Four months after a program for severely mentally ill people was defunded in Idaho, the state’s Legislature moved to spend about $10 million in state opioid and tobacco settlement funds to temporarily reinstate the assertive community treatment, or ACT, program along with peer support.
For decades, ACT provided comprehensive support for Idahoans with severe mental illness, such as schizophrenia, before it was defunded in December. Following those cuts, four patients who were on the program died.
The bill, which garnered broad bipartisan support from legislators, funds the programs through June 2027.
Sara Bennett, owner of Riverside Recovery in Lewiston, runs the regional ACT team. She said she’s glad to return to that work and bring back staff members whose positions were cut. But the one-year payout leaves future plans uncertain.

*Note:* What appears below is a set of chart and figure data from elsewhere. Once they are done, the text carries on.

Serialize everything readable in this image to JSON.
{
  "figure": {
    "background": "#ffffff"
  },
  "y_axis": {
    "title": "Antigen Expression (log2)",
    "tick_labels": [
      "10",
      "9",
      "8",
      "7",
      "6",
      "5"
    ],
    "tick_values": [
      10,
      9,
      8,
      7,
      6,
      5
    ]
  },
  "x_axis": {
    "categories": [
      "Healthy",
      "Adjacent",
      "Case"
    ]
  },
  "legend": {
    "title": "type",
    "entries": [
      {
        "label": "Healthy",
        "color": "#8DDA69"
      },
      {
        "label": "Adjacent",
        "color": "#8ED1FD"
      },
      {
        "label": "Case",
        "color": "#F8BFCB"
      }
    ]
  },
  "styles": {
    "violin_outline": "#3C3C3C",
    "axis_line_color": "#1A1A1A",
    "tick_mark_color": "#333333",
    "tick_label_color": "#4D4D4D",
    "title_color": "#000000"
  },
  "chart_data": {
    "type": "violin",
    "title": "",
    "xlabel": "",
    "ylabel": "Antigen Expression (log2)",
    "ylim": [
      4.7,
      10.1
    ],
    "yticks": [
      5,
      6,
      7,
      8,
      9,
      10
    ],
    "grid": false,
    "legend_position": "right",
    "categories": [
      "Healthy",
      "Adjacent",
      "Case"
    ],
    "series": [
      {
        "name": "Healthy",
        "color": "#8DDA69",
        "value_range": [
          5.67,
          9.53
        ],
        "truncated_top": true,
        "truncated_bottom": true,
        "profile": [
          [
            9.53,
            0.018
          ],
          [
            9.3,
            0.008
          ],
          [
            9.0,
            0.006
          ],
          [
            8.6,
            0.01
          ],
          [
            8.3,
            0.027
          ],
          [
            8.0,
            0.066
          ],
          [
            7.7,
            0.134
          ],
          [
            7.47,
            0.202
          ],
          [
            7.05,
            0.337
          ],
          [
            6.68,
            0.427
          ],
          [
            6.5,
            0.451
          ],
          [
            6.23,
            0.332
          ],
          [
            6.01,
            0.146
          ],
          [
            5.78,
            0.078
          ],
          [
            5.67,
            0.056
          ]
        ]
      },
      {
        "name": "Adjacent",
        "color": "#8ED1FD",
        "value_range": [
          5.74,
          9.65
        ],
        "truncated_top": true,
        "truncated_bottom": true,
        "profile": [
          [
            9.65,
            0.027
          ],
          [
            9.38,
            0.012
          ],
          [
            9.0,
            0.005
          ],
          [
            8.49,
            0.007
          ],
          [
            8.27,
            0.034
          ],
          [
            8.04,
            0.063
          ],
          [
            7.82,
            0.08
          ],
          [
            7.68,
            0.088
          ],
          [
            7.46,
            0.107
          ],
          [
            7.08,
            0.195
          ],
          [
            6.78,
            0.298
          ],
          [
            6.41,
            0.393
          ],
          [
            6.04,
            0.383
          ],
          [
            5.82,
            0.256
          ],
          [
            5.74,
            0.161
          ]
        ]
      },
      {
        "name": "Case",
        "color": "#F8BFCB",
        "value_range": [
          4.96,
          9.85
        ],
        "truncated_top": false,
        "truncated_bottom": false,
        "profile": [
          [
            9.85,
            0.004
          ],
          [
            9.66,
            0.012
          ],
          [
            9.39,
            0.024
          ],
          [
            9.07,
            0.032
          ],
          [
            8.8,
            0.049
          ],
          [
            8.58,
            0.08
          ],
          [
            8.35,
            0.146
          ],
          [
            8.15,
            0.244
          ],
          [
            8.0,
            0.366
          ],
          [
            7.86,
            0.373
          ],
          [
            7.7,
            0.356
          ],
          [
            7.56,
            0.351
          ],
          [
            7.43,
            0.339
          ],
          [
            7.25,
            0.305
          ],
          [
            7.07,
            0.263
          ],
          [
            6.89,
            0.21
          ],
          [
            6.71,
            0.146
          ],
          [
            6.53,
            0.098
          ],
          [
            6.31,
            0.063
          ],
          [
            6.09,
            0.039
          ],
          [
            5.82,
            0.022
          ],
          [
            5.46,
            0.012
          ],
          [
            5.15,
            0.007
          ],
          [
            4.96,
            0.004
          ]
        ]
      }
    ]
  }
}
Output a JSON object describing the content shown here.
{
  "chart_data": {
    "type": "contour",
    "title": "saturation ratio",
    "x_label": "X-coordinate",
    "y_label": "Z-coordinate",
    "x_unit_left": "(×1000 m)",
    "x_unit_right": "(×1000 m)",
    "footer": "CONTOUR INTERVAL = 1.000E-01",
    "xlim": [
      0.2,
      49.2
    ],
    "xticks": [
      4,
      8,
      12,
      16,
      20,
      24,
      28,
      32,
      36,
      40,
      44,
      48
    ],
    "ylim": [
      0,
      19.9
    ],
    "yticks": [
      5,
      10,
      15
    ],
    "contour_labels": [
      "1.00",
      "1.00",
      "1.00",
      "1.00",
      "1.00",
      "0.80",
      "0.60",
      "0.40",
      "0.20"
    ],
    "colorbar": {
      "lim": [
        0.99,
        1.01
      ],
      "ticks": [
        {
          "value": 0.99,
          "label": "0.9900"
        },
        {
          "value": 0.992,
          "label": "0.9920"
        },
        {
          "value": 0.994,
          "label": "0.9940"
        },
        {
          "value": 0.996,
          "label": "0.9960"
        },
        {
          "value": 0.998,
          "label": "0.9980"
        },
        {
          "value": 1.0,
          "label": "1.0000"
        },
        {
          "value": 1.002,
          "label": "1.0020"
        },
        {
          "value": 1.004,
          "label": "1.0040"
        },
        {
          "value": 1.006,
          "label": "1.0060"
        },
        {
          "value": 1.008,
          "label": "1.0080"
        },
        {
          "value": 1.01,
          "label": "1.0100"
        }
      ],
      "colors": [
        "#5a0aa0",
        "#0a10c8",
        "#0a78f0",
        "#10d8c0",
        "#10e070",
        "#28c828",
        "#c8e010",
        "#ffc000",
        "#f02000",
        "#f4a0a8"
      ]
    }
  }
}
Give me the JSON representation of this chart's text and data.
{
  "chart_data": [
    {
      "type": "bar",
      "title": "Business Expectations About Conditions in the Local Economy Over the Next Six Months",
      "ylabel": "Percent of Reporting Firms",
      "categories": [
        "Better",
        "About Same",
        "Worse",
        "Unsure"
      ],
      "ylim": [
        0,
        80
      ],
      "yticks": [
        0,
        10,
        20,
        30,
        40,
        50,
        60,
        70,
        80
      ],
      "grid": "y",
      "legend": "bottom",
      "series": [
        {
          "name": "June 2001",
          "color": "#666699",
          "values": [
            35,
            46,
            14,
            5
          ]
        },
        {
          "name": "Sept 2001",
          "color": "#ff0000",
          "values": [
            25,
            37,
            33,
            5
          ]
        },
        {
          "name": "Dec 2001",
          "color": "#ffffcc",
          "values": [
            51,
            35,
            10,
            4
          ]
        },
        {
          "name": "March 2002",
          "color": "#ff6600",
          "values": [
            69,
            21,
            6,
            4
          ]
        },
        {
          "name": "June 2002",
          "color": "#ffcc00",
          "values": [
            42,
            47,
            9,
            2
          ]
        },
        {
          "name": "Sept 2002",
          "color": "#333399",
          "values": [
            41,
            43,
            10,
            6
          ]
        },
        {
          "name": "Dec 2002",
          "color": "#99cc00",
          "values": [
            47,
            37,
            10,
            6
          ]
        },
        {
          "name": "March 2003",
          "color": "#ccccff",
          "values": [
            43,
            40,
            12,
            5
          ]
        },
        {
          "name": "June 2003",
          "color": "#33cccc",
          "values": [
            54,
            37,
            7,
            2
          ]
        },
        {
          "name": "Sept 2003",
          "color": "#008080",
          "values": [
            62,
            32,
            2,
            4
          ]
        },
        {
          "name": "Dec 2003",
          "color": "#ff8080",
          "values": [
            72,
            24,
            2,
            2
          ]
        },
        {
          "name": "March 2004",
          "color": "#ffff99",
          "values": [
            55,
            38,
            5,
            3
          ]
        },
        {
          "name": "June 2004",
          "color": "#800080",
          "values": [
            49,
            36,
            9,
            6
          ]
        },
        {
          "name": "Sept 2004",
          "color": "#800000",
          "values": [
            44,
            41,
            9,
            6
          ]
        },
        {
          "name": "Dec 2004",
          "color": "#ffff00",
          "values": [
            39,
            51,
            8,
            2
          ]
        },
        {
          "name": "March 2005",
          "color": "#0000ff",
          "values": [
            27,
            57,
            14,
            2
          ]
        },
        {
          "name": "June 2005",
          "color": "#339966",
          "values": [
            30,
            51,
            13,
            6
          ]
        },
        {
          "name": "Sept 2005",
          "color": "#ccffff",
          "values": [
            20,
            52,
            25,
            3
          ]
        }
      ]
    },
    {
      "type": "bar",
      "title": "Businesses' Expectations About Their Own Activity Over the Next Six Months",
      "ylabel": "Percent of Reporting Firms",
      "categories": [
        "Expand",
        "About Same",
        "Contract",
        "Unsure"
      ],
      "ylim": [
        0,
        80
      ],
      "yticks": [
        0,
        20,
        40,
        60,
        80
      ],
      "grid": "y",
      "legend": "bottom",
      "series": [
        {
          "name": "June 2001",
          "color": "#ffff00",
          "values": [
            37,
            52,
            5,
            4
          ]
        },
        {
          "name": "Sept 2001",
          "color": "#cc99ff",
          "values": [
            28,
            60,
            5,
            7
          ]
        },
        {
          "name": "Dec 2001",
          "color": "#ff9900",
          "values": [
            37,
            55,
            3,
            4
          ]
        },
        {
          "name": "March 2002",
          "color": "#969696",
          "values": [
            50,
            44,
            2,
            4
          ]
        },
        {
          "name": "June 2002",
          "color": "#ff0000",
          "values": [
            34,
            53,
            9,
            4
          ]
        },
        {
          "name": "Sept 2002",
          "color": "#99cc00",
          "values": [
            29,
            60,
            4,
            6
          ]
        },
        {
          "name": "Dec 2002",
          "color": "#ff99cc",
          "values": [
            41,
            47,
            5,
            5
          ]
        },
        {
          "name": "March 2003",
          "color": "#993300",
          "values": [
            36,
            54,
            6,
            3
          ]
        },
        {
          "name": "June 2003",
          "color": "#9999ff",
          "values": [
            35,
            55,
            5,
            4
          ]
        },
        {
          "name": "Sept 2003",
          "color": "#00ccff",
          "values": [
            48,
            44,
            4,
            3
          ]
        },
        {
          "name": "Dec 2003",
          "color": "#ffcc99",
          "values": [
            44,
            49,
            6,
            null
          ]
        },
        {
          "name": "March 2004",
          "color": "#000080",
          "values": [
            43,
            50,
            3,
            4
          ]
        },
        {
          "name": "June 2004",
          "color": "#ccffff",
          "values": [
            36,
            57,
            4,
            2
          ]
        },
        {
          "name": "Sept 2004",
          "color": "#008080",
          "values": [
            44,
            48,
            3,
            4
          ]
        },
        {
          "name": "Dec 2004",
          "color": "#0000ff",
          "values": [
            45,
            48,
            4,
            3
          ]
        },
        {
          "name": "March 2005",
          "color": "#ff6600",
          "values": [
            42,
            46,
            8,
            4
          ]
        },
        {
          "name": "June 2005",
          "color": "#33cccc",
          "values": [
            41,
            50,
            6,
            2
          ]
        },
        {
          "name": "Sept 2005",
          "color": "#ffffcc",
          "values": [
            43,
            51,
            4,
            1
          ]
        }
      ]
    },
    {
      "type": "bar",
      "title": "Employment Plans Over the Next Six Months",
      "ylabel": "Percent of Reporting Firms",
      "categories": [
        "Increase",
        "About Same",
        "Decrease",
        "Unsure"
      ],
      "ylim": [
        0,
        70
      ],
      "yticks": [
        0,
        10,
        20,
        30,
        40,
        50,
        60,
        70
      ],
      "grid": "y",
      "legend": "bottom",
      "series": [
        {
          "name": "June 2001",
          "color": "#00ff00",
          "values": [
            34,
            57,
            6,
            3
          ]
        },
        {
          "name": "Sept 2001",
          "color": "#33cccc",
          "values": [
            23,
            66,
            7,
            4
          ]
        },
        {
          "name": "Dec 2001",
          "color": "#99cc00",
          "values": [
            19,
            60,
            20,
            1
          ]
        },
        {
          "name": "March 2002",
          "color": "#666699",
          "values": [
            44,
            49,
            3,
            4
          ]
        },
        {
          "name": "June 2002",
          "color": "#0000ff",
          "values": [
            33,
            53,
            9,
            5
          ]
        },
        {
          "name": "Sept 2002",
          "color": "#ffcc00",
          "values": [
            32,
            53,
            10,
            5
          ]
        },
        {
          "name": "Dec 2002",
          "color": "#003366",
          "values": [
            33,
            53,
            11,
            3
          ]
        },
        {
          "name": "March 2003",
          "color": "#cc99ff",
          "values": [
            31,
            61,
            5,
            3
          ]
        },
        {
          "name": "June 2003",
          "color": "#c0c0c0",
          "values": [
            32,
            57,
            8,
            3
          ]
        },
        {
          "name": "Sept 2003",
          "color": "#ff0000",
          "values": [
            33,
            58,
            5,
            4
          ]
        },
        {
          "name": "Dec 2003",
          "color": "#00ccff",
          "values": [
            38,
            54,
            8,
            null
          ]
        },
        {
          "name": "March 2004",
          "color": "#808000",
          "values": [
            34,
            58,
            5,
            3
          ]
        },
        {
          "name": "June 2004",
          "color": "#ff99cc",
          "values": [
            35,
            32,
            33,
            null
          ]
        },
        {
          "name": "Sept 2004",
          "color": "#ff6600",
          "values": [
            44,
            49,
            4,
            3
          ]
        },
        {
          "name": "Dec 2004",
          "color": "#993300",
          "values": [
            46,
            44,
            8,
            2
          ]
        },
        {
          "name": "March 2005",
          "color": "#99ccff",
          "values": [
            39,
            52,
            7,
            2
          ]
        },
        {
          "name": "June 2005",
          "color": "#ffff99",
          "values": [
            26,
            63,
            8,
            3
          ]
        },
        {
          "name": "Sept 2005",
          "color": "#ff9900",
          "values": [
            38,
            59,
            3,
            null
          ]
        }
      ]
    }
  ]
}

“There's most definitely staff caution about coming back to a program that doesn't have a guarantee to be going after June of next year,” she said.
Advocates for reinstating ACT have said that funding the program, which costs about $4 million annually to run, is far less expensive than the alternative — having patients cycle in and out of emergency rooms and jails.
That sentiment was shared by House Appropriations chair Rep. Josh Tanner, R-Eagle, during an April 1. House session.
“Even though this is an increase, this really is a decreased cost driver overall for the state,” Tanner said. “If these programs are not in place, we will see a significant increase in a supplemental (budget) this next year.”
Rep. Ben Fuhriman, R-Shelley, was one of the legislators who first pushed to bring ACT back. He said that, in addition to the cost of losing the program, early warnings from law enforcement caught his attention.
“When a sheriff takes the time to get a bunch of legislators together and say, 'This is going to be detrimental to our communities,’ I listen,” Fuhriman said.
Lewiston Police Capt. Jeff Klone said ACT is an important resource.
For police, Klone said, the options outside of ACT are to transport a patient to a hospital or arrest them if they’re breaking a law. Both take time, he said, and do little to prevent the same problem down the road.
“If somebody's having a crisis, we might get called on 'em 10, 12, 15 times a day,” Klone said. “ Getting them the long-term assistance they need allows our officers to focus on other things.”
Clinics that administer ACT say they’re currently working with the state’s Medicaid administrator, Magellan, to try and bring the program back. Those clinics are also having to rehire specialists who lost their jobs in December.
“We were interviewing over the weekend for RNs,” said Ric Boyce, a clinician who administers the ACT team in Pocatello. “Our nurse practitioners are gonna be stepping in and helping cover until we have an RN in place.”
Laura Scuri co-owns Access Behavioral Health Services, which administers ACT in the Boise area. She said providers will need to reconnect with some patients who did not maintain contact after ACT was defunded.
“There's clients that just have — they're in the wind,” she said.
Bennett said her clinic lost contact with about 12 patients since December.
“ Some of them are homeless or are harder to track down,” she said. “So, we have to do a little bit of work on that end.”
Boyce said reinstating ACT is a heavy lift, but he hopes increased awareness of the program will spur the Legislature to find long-term funding next year.
“I think there's a lot more security,” he said. “There is so much more awareness now than there ever was.”
Fuhriman had written an earlier bill that would have provided long-term funding, but it didn’t gain the necessary support this session.
“It's just a priority issue to me that we have chosen as a Legislature not to care about mental health issues in our state, because we want to say that the budget is out of control, that the state and the government is spending too much,” he said. “But who is going to pay to make sure that these people are treated and taken care of properly?”
He said long-term funding could depend on legislative priorities following this year’s elections.